Upon review of the government’s motion, the court denies the motion for an emergency stay pending appeal and for a writ of mandamus. The relief the government is requesting is both extraordinary and premature. While we fully respect the Executive’s robust assertion of its Article II powers, we shall not micromanage the efforts of a fine district judge attempting to implement the Supreme Court’s recent decision.

It is difficult in some cases to get to the very heart of the matter. But in this case, it is not hard at all. The government is asserting a right to stash away residents of this country in foreign prisons without the semblance of due process that is the foundation of our constitutional order. Further, it claims in essence that because it has rid itself of custody that there is nothing that can be done. 

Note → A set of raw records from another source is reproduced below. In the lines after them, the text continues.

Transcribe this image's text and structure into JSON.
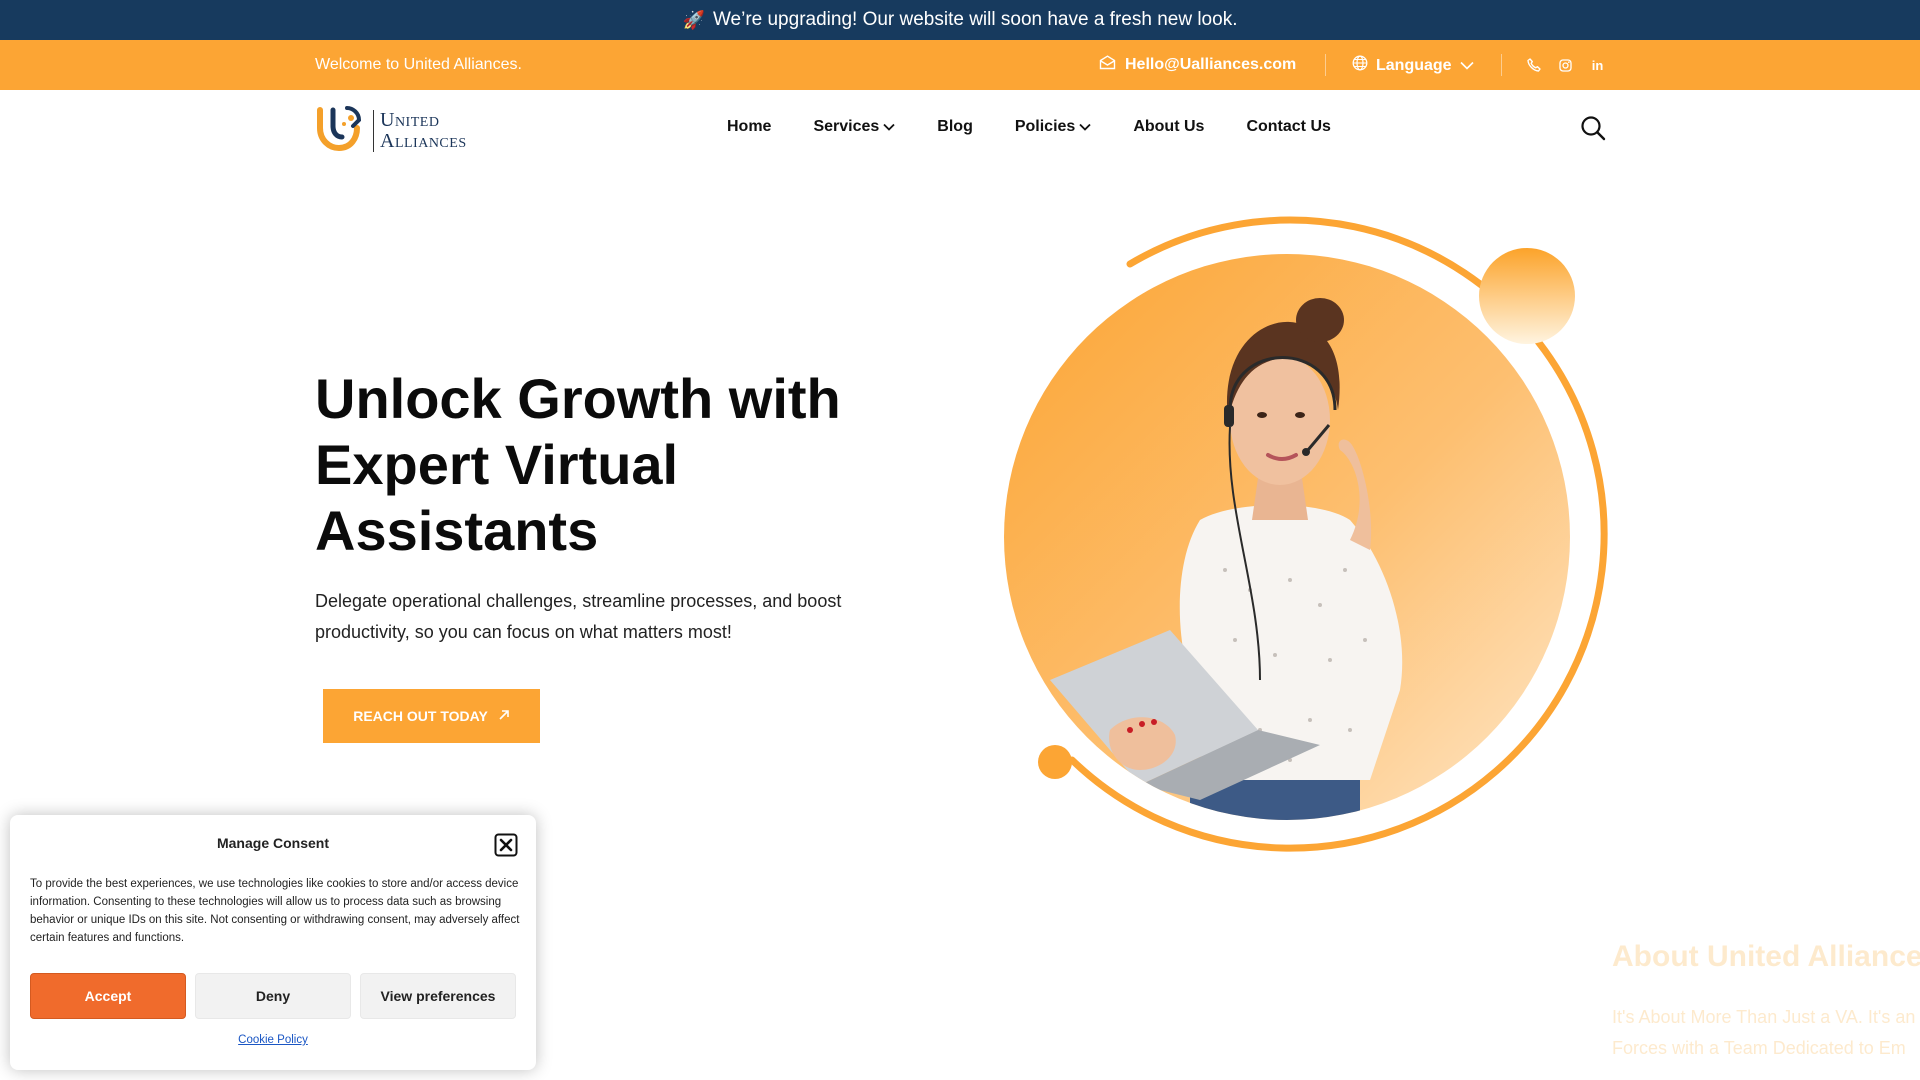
{
  "announcement": {
    "icon": "rocket-icon",
    "text": "We’re upgrading! Our website will soon have a fresh new look."
  },
  "topbar": {
    "welcome": "Welcome to United Alliances.",
    "email": "Hello@Ualliances.com",
    "language": "Language",
    "social": [
      "phone-icon",
      "instagram-icon",
      "linkedin-icon"
    ],
    "linkedin_text": "in"
  },
  "header": {
    "logo_line1": "United",
    "logo_line2": "Alliances",
    "nav": [
      {
        "label": "Home",
        "has_dropdown": false
      },
      {
        "label": "Services",
        "has_dropdown": true
      },
      {
        "label": "Blog",
        "has_dropdown": false
      },
      {
        "label": "Policies",
        "has_dropdown": true
      },
      {
        "label": "About Us",
        "has_dropdown": false
      },
      {
        "label": "Contact Us",
        "has_dropdown": false
      }
    ]
  },
  "hero": {
    "title": "Unlock Growth with Expert Virtual Assistants",
    "description": "Delegate operational challenges, streamline processes, and boost productivity, so you can focus on what matters most!",
    "cta_label": "REACH OUT TODAY"
  },
  "about_preview": {
    "title": "About United Alliances",
    "line1": "It's About More Than Just a VA. It's an",
    "line2": "Forces with a Team Dedicated to Em"
  },
  "consent": {
    "title": "Manage Consent",
    "text": "To provide the best experiences, we use technologies like cookies to store and/or access device information. Consenting to these technologies will allow us to process data such as browsing behavior or unique IDs on this site. Not consenting or withdrawing consent, may adversely affect certain features and functions.",
    "accept": "Accept",
    "deny": "Deny",
    "preferences": "View preferences",
    "policy_link": "Cookie Policy"
  },
  "colors": {
    "announce_bg": "#173a5e",
    "brand_orange": "#fca534",
    "accept_orange": "#f06b2c",
    "navy": "#1b3559"
  }
}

This should be shocking not only to judges, but to the intuitive sense of liberty that Americans far removed from courthouses still hold dear. 

The government asserts that Abrego Garcia is a terrorist and a member of MS-13. Perhaps, but perhaps not. Regardless, he is still entitled to due process. 

...

 “Energy in the [E]xecutive” is much to be respected. FEDERALIST NO. 70, at 423 (1789) (Alexander Hamilton) (Clinton Rossiter ed., 1961). It can rescue government from its lassitude and recalibrate imbalances too long left unexamined. The knowledge that executive energy is a perishable quality understandably breeds impatience with the courts. Courts, in turn, are frequently attuned to caution and are often uneasy with the Executive Branch’s breakneck pace. 

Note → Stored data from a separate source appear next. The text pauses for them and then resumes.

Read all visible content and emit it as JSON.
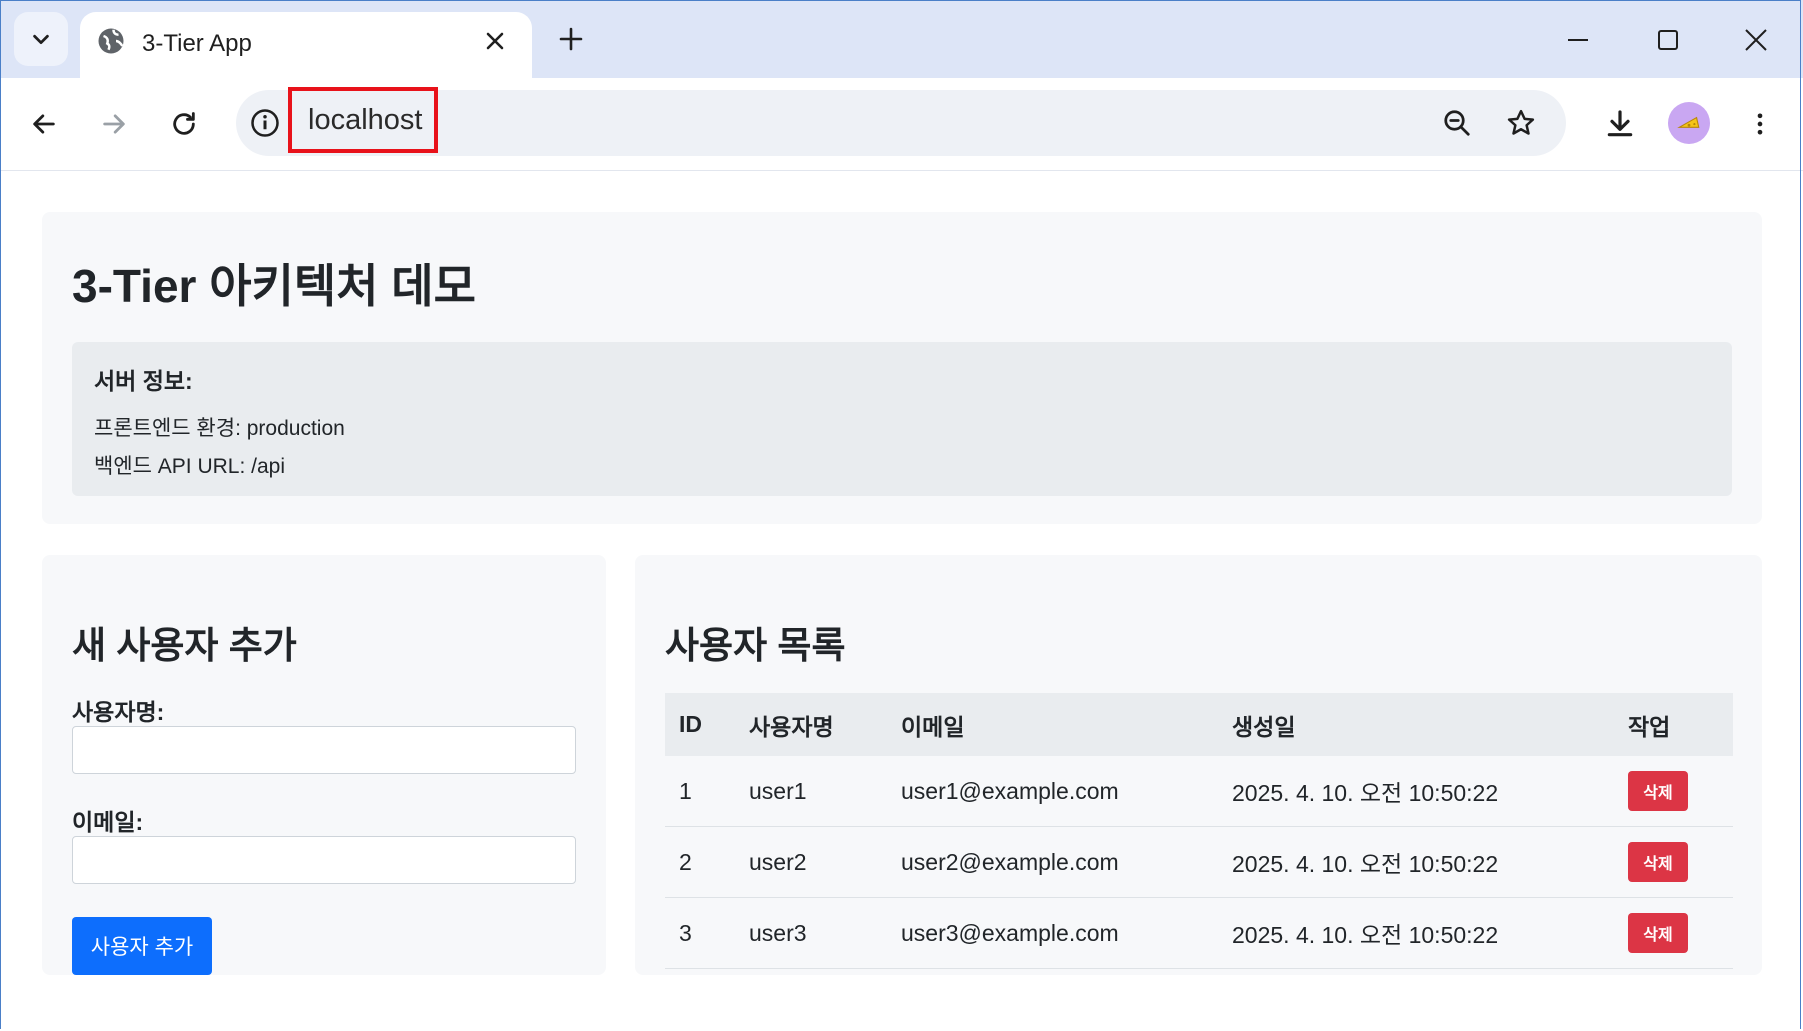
{
  "browser": {
    "tab_title": "3-Tier App",
    "url": "localhost",
    "colors": {
      "tabstrip": "#dde5f7",
      "highlight": "#e8121a"
    }
  },
  "page": {
    "title": "3-Tier 아키텍처 데모",
    "server_info": {
      "heading": "서버 정보:",
      "frontend_env": "프론트엔드 환경: production",
      "backend_url": "백엔드 API URL: /api"
    },
    "form": {
      "title": "새 사용자 추가",
      "username_label": "사용자명:",
      "username_value": "",
      "email_label": "이메일:",
      "email_value": "",
      "submit_label": "사용자 추가"
    },
    "list": {
      "title": "사용자 목록",
      "headers": [
        "ID",
        "사용자명",
        "이메일",
        "생성일",
        "작업"
      ],
      "rows": [
        {
          "id": "1",
          "username": "user1",
          "email": "user1@example.com",
          "created": "2025. 4. 10. 오전 10:50:22",
          "action": "삭제"
        },
        {
          "id": "2",
          "username": "user2",
          "email": "user2@example.com",
          "created": "2025. 4. 10. 오전 10:50:22",
          "action": "삭제"
        },
        {
          "id": "3",
          "username": "user3",
          "email": "user3@example.com",
          "created": "2025. 4. 10. 오전 10:50:22",
          "action": "삭제"
        }
      ]
    },
    "colors": {
      "primary": "#0d6efd",
      "danger": "#dc3545"
    }
  }
}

And the differences do not end there. The Executive is inherently focused upon ends; the Judiciary much more so upon means. Ends are bestowed on the Executive by electoral outcomes. Means are entrusted to all of government, but most especially to the Judiciary by the Constitution itself.

The Executive possesses enormous powers to prosecute and to deport, but with powers come restraints. If today the Executive claims the right to deport without due process and in disregard of court orders, what assurance will there be tomorrow that it will not deport American citizens and then disclaim responsibility to bring them home?∗ And what assurance shall there be that the Executive will not train its broad discretionary powers upon its political enemies? The threat, even if not the actuality, would always be present, and the Executive’s obligation to “take Care that the Laws be faithfully executed” would lose its meaning. U.S. CONST. art. II, § 3; see also id. art. II, § 1, cl. 8.

-- Judge J. Harvie Wilkinson 

* See, e.g., Michelle Stoddart, ‘Homegrowns are Next’: Trump Doubles Down on Sending American ‘Criminals’ to Foreign Prisons, ABC NEWS (Apr. 14, 2025, 6:04 PM); David Rutz, Trump Open to Sending Violent American Criminals to El Salvador Prisons, FOX NEWS (Apr. 15, 2025, 11:01 AM EDT).